May 28, 2026

EU firms keep China production despite de-risking pressure

eu firms keep china production despite de risking pressure
Photo source: Flickr

European companies are showing little sign of retreating from China, despite the European Union’s efforts to encourage businesses to reduce their exposure to supply chain and geopolitical risks.

A new survey by the European Union Chamber of Commerce in China suggests that many firms still see the country as central to their global competitiveness. The findings, based on responses from nearly 300 member companies gathered between January and February, found that 68% of respondents were either keeping their operations in China or expanding them.

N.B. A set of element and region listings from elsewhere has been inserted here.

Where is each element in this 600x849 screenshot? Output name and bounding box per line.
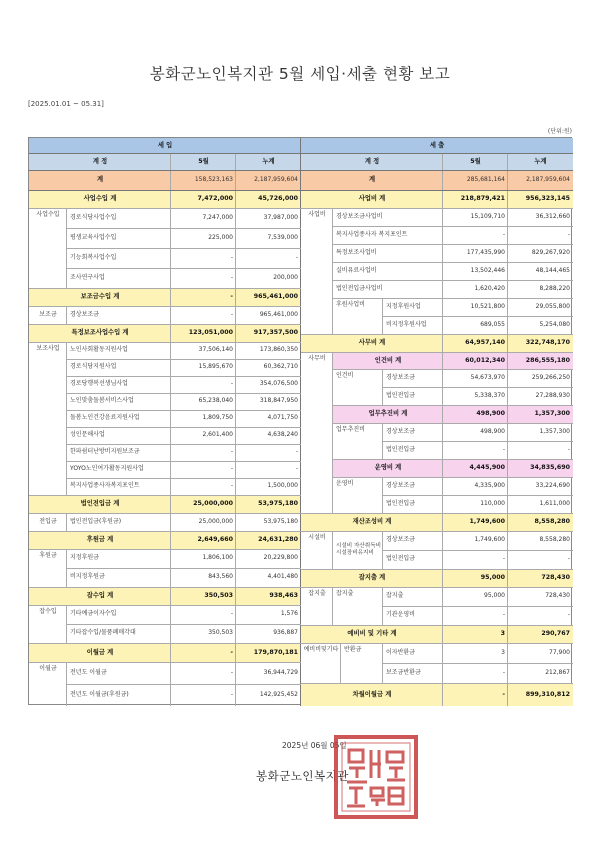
income-group-month: - (171, 643, 236, 662)
expense-col-cumulative: 누계 (508, 153, 573, 170)
expense-row-cum: - (567, 611, 570, 619)
expense-subcategory: 잡지출 (336, 590, 354, 597)
expense-subcategory: 반환금 (344, 646, 362, 653)
income-group-label: 보조금수입 계 (29, 288, 171, 306)
expense-row-month: 54,673,970 (470, 373, 505, 381)
divider (383, 495, 573, 496)
divider (333, 369, 573, 370)
income-group-label: 사업수입 계 (29, 190, 171, 208)
expense-row-month: - (502, 668, 505, 676)
divider (29, 324, 301, 325)
income-row-month: 15,895,670 (198, 363, 233, 371)
divider (301, 683, 573, 684)
expense-group-cum: 322,748,170 (508, 334, 573, 352)
income-row-month: - (230, 690, 233, 698)
income-row-month: 1,809,750 (202, 414, 233, 422)
expense-group-cum: 899,310,812 (508, 683, 573, 706)
expense-group-month: 60,012,340 (443, 352, 508, 369)
divider (67, 427, 301, 428)
divider (67, 444, 301, 445)
income-row-name: 지정후원금 (70, 554, 99, 562)
income-row-name: 전년도 이월금 (70, 668, 107, 676)
expense-group-cum: 728,430 (508, 569, 573, 587)
budget-table (28, 137, 572, 705)
income-row-month: 25,000,000 (198, 517, 233, 525)
income-group-cum: 53,975,180 (236, 495, 301, 513)
income-row-name: 경상보조금 (70, 310, 99, 318)
expense-total-label: 계 (301, 170, 443, 190)
income-row-cum: 7,539,000 (267, 233, 298, 241)
divider (29, 153, 573, 154)
divider (333, 226, 573, 227)
divider (67, 624, 301, 625)
divider (301, 513, 573, 514)
divider (383, 316, 573, 317)
divider (67, 228, 301, 229)
divider (66, 306, 67, 324)
income-row-cum: 965,461,000 (259, 310, 298, 318)
income-group-month: 350,503 (171, 587, 236, 605)
income-row-month: - (230, 380, 233, 388)
income-group-label: 잡수입 계 (29, 587, 171, 605)
expense-group-label: 사무비 계 (301, 334, 443, 352)
expense-category: 잡지출 (308, 590, 326, 597)
divider (301, 625, 573, 626)
income-row-name: 한파쉼터난방비지원보조금 (70, 448, 140, 456)
income-row-name: 돌봄노인건강음료지원사업 (70, 414, 140, 422)
expense-row-name: 기관운영비 (386, 611, 415, 619)
divider (29, 643, 301, 644)
expense-group-label: 재산조성비 계 (301, 513, 443, 531)
expense-row-month: - (502, 445, 505, 453)
page-title: 봉화군노인복지관 5월 세입·세출 현황 보고 (149, 65, 451, 83)
divider (332, 587, 333, 625)
income-row-cum: 936,887 (273, 629, 298, 637)
expense-group-cum: 290,767 (508, 625, 573, 643)
income-total-month: 158,523,163 (171, 170, 236, 190)
divider (29, 495, 301, 496)
expense-row-cum: 33,224,690 (535, 481, 570, 489)
expense-group-label: 잡지출 계 (301, 569, 443, 587)
expense-subcategory: 인건비 (336, 372, 354, 379)
expense-row-name: 지정후원사업 (386, 302, 421, 310)
income-row-month: 350,503 (208, 629, 233, 637)
income-row-cum: 1,500,000 (267, 482, 298, 490)
divider (29, 190, 573, 191)
expense-group-month: 3 (443, 625, 508, 643)
expense-row-cum: 1,611,000 (539, 499, 570, 507)
divider (333, 477, 573, 478)
income-group-cum: 917,357,500 (236, 324, 301, 342)
income-category: 전입금 (39, 517, 57, 525)
expense-row-name: 법인전입금 (386, 445, 415, 453)
income-row-name: 경로식당지원사업 (70, 363, 117, 371)
income-group-label: 후원금 계 (29, 531, 171, 549)
income-row-cum: 37,987,000 (263, 213, 298, 221)
expense-row-cum: 8,558,280 (539, 536, 570, 544)
expense-row-name: 복지사업종사자 복지포인트 (336, 230, 408, 238)
divider (333, 298, 573, 299)
income-row-name: 법인전입금(후원금) (70, 517, 122, 525)
income-group-label: 법인전입금 계 (29, 495, 171, 513)
expense-group-cum: 1,357,300 (508, 405, 573, 423)
expense-row-month: 15,109,710 (470, 212, 505, 220)
divider (29, 605, 301, 606)
divider (442, 153, 443, 706)
income-row-month: - (230, 610, 233, 618)
income-row-name: 전년도 이월금(후원금) (70, 690, 129, 698)
expense-group-month: 218,879,421 (443, 190, 508, 208)
income-row-cum: 4,401,480 (267, 573, 298, 581)
expense-row-month: 177,435,990 (466, 248, 505, 256)
divider (29, 288, 301, 289)
income-col-cumulative: 누계 (236, 153, 301, 170)
divider (301, 569, 573, 570)
income-category: 보조사업 (36, 345, 60, 352)
divider (332, 531, 333, 569)
expense-row-cum: 48,144,465 (535, 266, 570, 274)
expense-row-name: 특정보조사업비 (336, 248, 377, 256)
divider (301, 587, 573, 588)
income-row-cum: 36,944,729 (263, 668, 298, 676)
expense-row-month: 110,000 (480, 499, 505, 507)
expense-row-month: 13,502,446 (470, 266, 505, 274)
expense-subcategory: 시설비 자산취득비 시설장비유지비 (336, 543, 382, 556)
income-group-cum: 179,870,181 (236, 643, 301, 662)
expense-group-month: 95,000 (443, 569, 508, 587)
income-row-cum: 20,229,800 (263, 554, 298, 562)
report-period: [2025.01.01 ~ 05.31] (28, 100, 104, 108)
expense-row-name: 법인전입금 (386, 499, 415, 507)
income-category: 후원금 (39, 552, 57, 559)
divider (333, 459, 573, 460)
expense-row-month: 1,620,420 (474, 284, 505, 292)
income-group-month: - (171, 288, 236, 306)
divider (301, 352, 573, 353)
expense-row-month: 689,055 (480, 320, 505, 328)
income-row-cum: - (295, 465, 298, 473)
income-row-name: 기능회복사업수입 (70, 253, 117, 261)
income-row-name: 노인맞춤돌봄서비스사업 (70, 397, 134, 405)
expense-group-label: 사업비 계 (301, 190, 443, 208)
expense-group-cum: 956,323,145 (508, 190, 573, 208)
expense-group-month: 64,957,140 (443, 334, 508, 352)
income-group-cum: 938,463 (236, 587, 301, 605)
expense-total-cum: 2,187,959,604 (508, 170, 573, 190)
expense-col-month: 5월 (443, 153, 508, 170)
expense-category: 시설비 (308, 534, 326, 541)
divider (29, 170, 573, 171)
income-row-cum: - (295, 253, 298, 261)
income-row-month: 1,806,100 (202, 554, 233, 562)
income-row-name: 복지사업종사자복지포인트 (70, 482, 140, 490)
divider (300, 138, 301, 706)
expense-row-cum: 8,288,220 (539, 284, 570, 292)
income-group-month: 2,649,660 (171, 531, 236, 549)
divider (301, 531, 573, 532)
expense-row-cum: - (567, 555, 570, 563)
income-row-cum: 60,362,710 (263, 363, 298, 371)
expense-group-cum: 8,558,280 (508, 513, 573, 531)
income-total-label: 계 (29, 170, 171, 190)
expense-row-cum: 1,357,300 (539, 427, 570, 435)
report-date: 2025년 06월 05일 (282, 741, 347, 750)
divider (29, 662, 301, 663)
divider (383, 441, 573, 442)
expense-total-month: 285,681,164 (443, 170, 508, 190)
divider (29, 306, 301, 307)
divider (67, 393, 301, 394)
expense-row-cum: 27,288,930 (535, 391, 570, 399)
divider (67, 268, 301, 269)
expense-row-name: 잡지출 (386, 592, 404, 600)
income-group-month: 123,051,000 (171, 324, 236, 342)
divider (333, 423, 573, 424)
expense-row-cum: - (567, 445, 570, 453)
expense-row-cum: 36,312,660 (535, 212, 570, 220)
income-group-label: 특정보조사업수입 계 (29, 324, 171, 342)
income-row-month: - (230, 310, 233, 318)
expense-row-month: - (502, 230, 505, 238)
expense-row-name: 경상보조금 (386, 427, 415, 435)
income-row-cum: 354,076,500 (259, 380, 298, 388)
divider (301, 334, 573, 335)
income-group-cum: 45,726,000 (236, 190, 301, 208)
income-row-name: 성인문해사업 (70, 431, 105, 439)
income-row-cum: 200,000 (273, 273, 298, 281)
expense-row-month: 5,338,370 (474, 391, 505, 399)
organization-name: 봉화군노인복지관 (256, 769, 349, 783)
income-row-month: 2,601,400 (202, 431, 233, 439)
income-row-cum: 1,576 (280, 610, 298, 618)
expense-col-account: 계 정 (301, 153, 443, 170)
income-col-month: 5월 (171, 153, 236, 170)
income-header: 세 입 (29, 138, 301, 153)
income-row-name: 기타잡수입/물품폐매각대 (70, 629, 136, 637)
expense-row-name: 보조금반환금 (386, 668, 421, 676)
income-row-month: 7,247,000 (202, 213, 233, 221)
expense-row-name: 경상보조금 (386, 373, 415, 381)
income-row-name: 비지정후원금 (70, 573, 105, 581)
income-group-cum: 24,631,280 (236, 531, 301, 549)
divider (67, 410, 301, 411)
income-col-account: 계 정 (29, 153, 171, 170)
income-row-month: - (230, 482, 233, 490)
income-row-name: 경로당행복선생님사업 (70, 380, 128, 388)
income-row-cum: 318,847,950 (259, 397, 298, 405)
divider (67, 478, 301, 479)
income-row-name: 조사연구사업 (70, 273, 105, 281)
income-row-name: 기타예금이자수입 (70, 610, 117, 618)
divider (383, 663, 573, 664)
divider (340, 643, 341, 683)
expense-category: 사업비 (308, 211, 326, 218)
income-row-month: - (230, 253, 233, 261)
income-row-cum: 4,638,240 (267, 431, 298, 439)
income-category: 사업수입 (36, 211, 60, 218)
divider (333, 280, 573, 281)
income-row-month: - (230, 273, 233, 281)
expense-group-label: 인건비 계 (333, 352, 443, 369)
income-row-cum: 142,925,452 (259, 690, 298, 698)
divider (67, 461, 301, 462)
expense-group-label: 운영비 계 (333, 459, 443, 477)
expense-category: 사무비 (308, 355, 326, 362)
divider (507, 153, 508, 706)
official-seal-icon (333, 734, 419, 820)
expense-group-month: 4,445,900 (443, 459, 508, 477)
income-row-cum: - (295, 448, 298, 456)
expense-row-month: 4,335,900 (474, 481, 505, 489)
expense-group-month: 1,749,600 (443, 513, 508, 531)
income-group-month: 7,472,000 (171, 190, 236, 208)
divider (29, 549, 301, 550)
expense-row-month: - (502, 611, 505, 619)
expense-row-cum: 29,055,800 (535, 302, 570, 310)
divider (301, 208, 573, 209)
income-category: 이월금 (39, 665, 57, 672)
divider (67, 684, 301, 685)
expense-group-label: 차월이월금 계 (301, 683, 443, 706)
expense-row-name: 경상보조금사업비 (336, 212, 383, 220)
expense-row-month: 3 (501, 648, 505, 656)
expense-row-name: 경상보조금 (386, 481, 415, 489)
expense-group-cum: 286,555,180 (508, 352, 573, 369)
divider (29, 208, 301, 209)
divider (333, 262, 573, 263)
divider (333, 405, 573, 406)
divider (383, 606, 573, 607)
expense-row-cum: - (567, 230, 570, 238)
income-row-month: 843,560 (208, 573, 233, 581)
expense-row-month: 1,749,600 (474, 536, 505, 544)
divider (67, 568, 301, 569)
income-row-name: 평생교육사업수입 (70, 233, 117, 241)
income-group-month: 25,000,000 (171, 495, 236, 513)
divider (383, 550, 573, 551)
income-category: 보조금 (39, 310, 57, 318)
divider (301, 643, 573, 644)
income-row-month: 37,506,140 (198, 346, 233, 354)
income-category: 잡수입 (39, 608, 57, 615)
expense-group-cum: 34,835,690 (508, 459, 573, 477)
expense-group-label: 예비비 및 기타 계 (301, 625, 443, 643)
expense-row-cum: 77,900 (549, 648, 570, 656)
expense-row-cum: 5,254,080 (539, 320, 570, 328)
expense-row-month: 95,000 (484, 592, 505, 600)
income-row-month: - (230, 465, 233, 473)
income-row-month: 225,000 (208, 233, 233, 241)
expense-row-name: 법인전입금사업비 (336, 284, 383, 292)
expense-row-month: - (502, 555, 505, 563)
income-row-name: 노인사회활동지원사업 (70, 346, 128, 354)
expense-row-cum: 212,867 (545, 668, 570, 676)
divider (66, 513, 67, 531)
income-row-month: 65,238,040 (198, 397, 233, 405)
divider (333, 244, 573, 245)
expense-row-name: 실비유료사업비 (336, 266, 377, 274)
expense-row-name: 법인전입금 (386, 555, 415, 563)
divider (29, 513, 301, 514)
expense-group-month: 498,900 (443, 405, 508, 423)
divider (29, 587, 301, 588)
expense-row-cum: 829,267,920 (531, 248, 570, 256)
expense-row-cum: 728,430 (545, 592, 570, 600)
income-row-month: - (230, 448, 233, 456)
expense-row-cum: 259,266,250 (531, 373, 570, 381)
divider (67, 248, 301, 249)
income-row-name: YOYO노인여가활동지원사업 (70, 465, 144, 473)
income-total-cum: 2,187,959,604 (236, 170, 301, 190)
expense-row-name: 이자반환금 (386, 648, 415, 656)
divider (67, 376, 301, 377)
income-row-month: - (230, 668, 233, 676)
expense-group-label: 업무추진비 계 (333, 405, 443, 423)
divider (29, 531, 301, 532)
expense-row-name: 법인전입금 (386, 391, 415, 399)
divider (29, 342, 301, 343)
income-group-cum: 965,461,000 (236, 288, 301, 306)
expense-subcategory: 후원사업비 (336, 301, 365, 308)
expense-header: 세 출 (301, 138, 573, 153)
expense-subcategory: 운영비 (336, 480, 354, 487)
income-row-cum: 53,975,180 (263, 517, 298, 525)
expense-group-month: - (443, 683, 508, 706)
income-row-name: 경로식당사업수입 (70, 213, 117, 221)
expense-row-month: 10,521,800 (470, 302, 505, 310)
expense-row-name: 비지정후원사업 (386, 320, 427, 328)
divider (383, 387, 573, 388)
unit-label: (단위:원) (547, 128, 572, 135)
expense-row-month: 498,900 (480, 427, 505, 435)
income-group-label: 이월금 계 (29, 643, 171, 662)
divider (332, 352, 333, 513)
divider (66, 342, 67, 495)
expense-subcategory: 업무추진비 (336, 426, 365, 433)
income-row-cum: 173,860,350 (259, 346, 298, 354)
income-row-cum: 4,071,750 (267, 414, 298, 422)
expense-row-name: 경상보조금 (386, 536, 415, 544)
expense-category: 예비비및기타 (303, 646, 339, 653)
divider (67, 359, 301, 360)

Nearly a third said they were moving more production into China, while 37% said their supply chain strategy had not changed over the past two years. Only 7% said they were shifting factory sourcing out of the country or creating alternative production bases elsewhere.

“We don’t see sort of de-risking becoming a theme,” said Jens Eskelund, President of the EU Chamber of Commerce in China.

“If anything it would indicate that European companies continue to be more dependent on China as a sourcing and manufacturing location for their products,” he said.

The results underline the difficulty of reducing reliance on a manufacturing base that remains unmatched in scale, supplier depth, and speed. While Brussels has increased scrutiny of China’s trade practices, particularly in sectors such as electric vehicles, batteries, and clean technology, many companies appear unwilling to give up the cost and efficiency advantages available there.

Some are choosing a middle path. About 24% of respondents said they were expanding in China while also building supplier networks in other countries, suggesting that diversification is not always the same as leaving.

Automation has also strengthened China’s appeal. Denis Depoux, senior partner and global managing director at Roland Berger, said the shift towards highly automated factories is changing the cost equation.

“The cost of labor, which might be lower anyway, is becoming irrelevant itself, because [of] automation,” he said.

Chinese electric vehicle maker Nio has said one of its factories uses 941 robots that can operate across multiple vehicle models, allowing production to continue around the clock with limited human presence.

Around three-quarters of European companies surveyed said their facilities in China were more efficient than operations elsewhere.

“In most industries today, you have at least one Chinese competitor, or an international competitor, that are leveraging Chinese supply chains,” Eskelund said.